1 files changed, 16 insertions, 0 deletions

diff --git a/etc/defaults/rc.conf b/etc/defaults/rc.conf
index 40e621a..23903c4 100644
--- a/etc/defaults/rc.conf
+++ b/etc/defaults/rc.conf
@@ -55,6 +55,22 @@ natd_program="/sbin/natd"	# path to natd, if you want a different one.
 natd_enable="NO"                # Enable natd (if firewall_enable == YES).
 natd_interface="fxp0"           # Public interface or IPaddress to use.
 natd_flags=""                   # Additional flags for natd.

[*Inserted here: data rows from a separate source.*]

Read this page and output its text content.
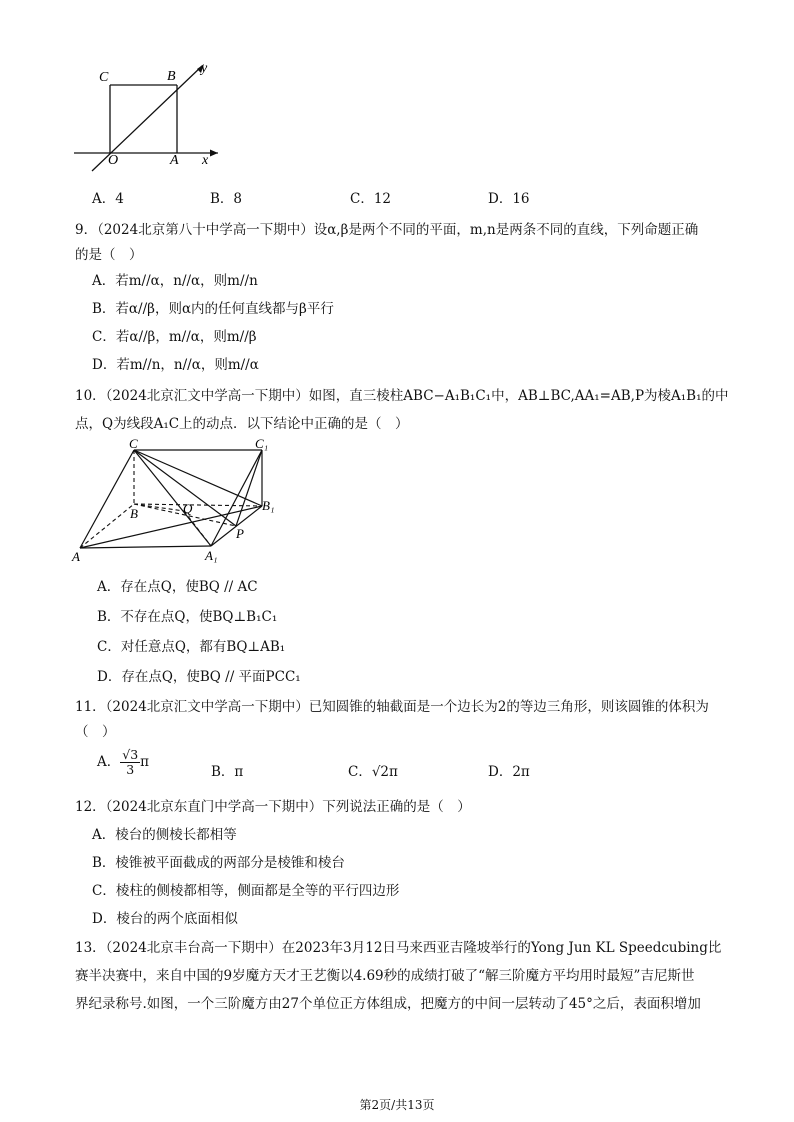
C	B
y
O	A x
A．4	B．8	C．12	D．16
9．（2024北京第八十中学高一下期中）设α,β是两个不同的平面，m,n是两条不同的直线，下列命题正确
的是（　）
A．若m//α，n//α，则m//n
B．若α//β，则α内的任何直线都与β平行
C．若α//β，m//α，则m//β
D．若m//n，n//α，则m//α
10．（2024北京汇文中学高一下期中）如图，直三棱柱ABC−A₁B₁C₁中，AB⊥BC,AA₁=AB,P为棱A₁B₁的中
点，Q为线段A₁C上的动点．以下结论中正确的是（　）
C	C₁
B	Q	B₁
P
A	A₁
A．存在点Q，使BQ // AC
B．不存在点Q，使BQ⊥B₁C₁
C．对任意点Q，都有BQ⊥AB₁
D．存在点Q，使BQ // 平面PCC₁
11．（2024北京汇文中学高一下期中）已知圆锥的轴截面是一个边长为2的等边三角形，则该圆锥的体积为
（　）
A． $\frac{√3}{3}$ π
B．π	C．√2π	D．2π
12．（2024北京东直门中学高一下期中）下列说法正确的是（　）
A．棱台的侧棱长都相等
B．棱锥被平面截成的两部分是棱锥和棱台
C．棱柱的侧棱都相等，侧面都是全等的平行四边形
D．棱台的两个底面相似
13．（2024北京丰台高一下期中）在2023年3月12日马来西亚吉隆坡举行的Yong Jun KL Speedcubing比
赛半决赛中，来自中国的9岁魔方天才王艺衡以4.69秒的成绩打破了“解三阶魔方平均用时最短”吉尼斯世
界纪录称号.如图，一个三阶魔方由27个单位正方体组成，把魔方的中间一层转动了45°之后，表面积增加
第2页/共13页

+ipfilter_enable="NO"		# Set to YES to enable ipfilter functionality
+ipfilter_program="/sbin/ipf -Fa -f"
+				# program and how to specify the rules file,
+				# see /etc/rc.network (pass1) for details
+ipfilter_rules="/etc/ipf.rules"	# rules definition file for ipfilter, see
+				# /usr/src/contrib/ipfilter/rules for examples
+ipfilter_flags="-E"		# should be *empty* when ipf is _not_ a module
+				# (i.e. compiled into the kernel) to
+				# avoid a warning about "already initialized"
+ipnat_enable="NO"		# Set to YES for ipnat; needs ipfilter, too!
+ipnat_program="/sbin/ipnat -CF -f" # program and how to specify rules file
+ipnat_rules="/etc/ipnat.rules"	# rules definition file for ipnat
+ipnat_flags=""			# additional flags for ipnat
+ipmon_enable="NO"		# Set to YES for ipmon; needs ipfilter, too!
+ipmon_program="/sbin/ipmon"	# where the ipfilter monitor program lives
+ipmon_flags="-Ds"		# typically "-Ds" or "-D /var/log/ipflog"
 tcp_extensions="NO"		# Set to YES to turn on RFC1323 extensions.
 log_in_vain="NO"		# YES to log connects to ports w/o listeners.
 tcp_keepalive="YES"		# Enable stale TCP connection timeout (or NO).